Panelists included Rev. Jennifer Bailey, a SNAP outreach coordinator with Community Food Advocates, Miriam Leibowitz, a reproductive freedom organizer with the ACLU-TN and Aisha Lbhalla, of The Muslim Women's Council.

The panelist detailed their passionate community work and how it is directly inspired by their faith. A recurring message of faith in God, social justice, advocacy, and charity inspired them to serve more than themselves but to contribute to the greater community.

“Bringing joy the heart of human beings, feeding the hungry, helping the afflicted, lightening the sorrow of the sorrowful, and removing the sufferings of the injured are the most excellent actions.” Prophet Mohamed (pbuh)

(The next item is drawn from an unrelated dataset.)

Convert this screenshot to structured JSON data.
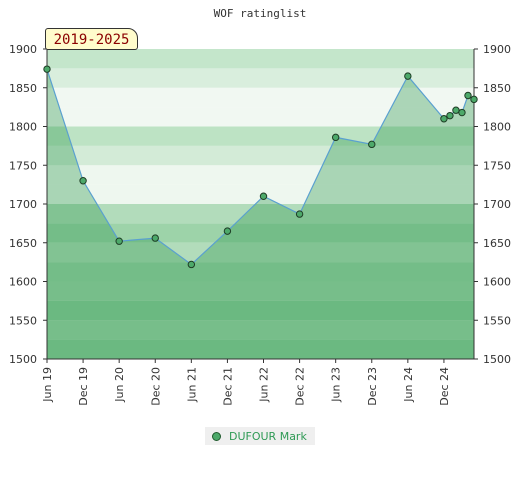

"Eat together and accept invitations because it builds good feelings among people and increases love between them." Prophet Mohamed (pbuh).

One thing stated was that we do not live in a vacuum; regardless of our religious affiliations, economic or social status we have interdependence among members of society. So we have an obligation to make it a healthy society, and to see that the needs of its members are addressed and not leave anyone to the wayside. When one part of the body is ill the rest of the body it is not immune.

The program concluded with encouraging all audience members to continue after World Interfaith Harmony Week to participate in or learn more about faith traditions, diversity and inclusion.

Panelist and audience dined on a wonderful breakfast prepared by the Scarritt Bennett chefs.

Scarritt-Bennett is a non-profit education, retreat and conference center, located in the heart of Nashville, Tennessee. The Center has strong commitment to promoting racial equality, cross-cultural understanding, the empowerment of women and spiritual renewal.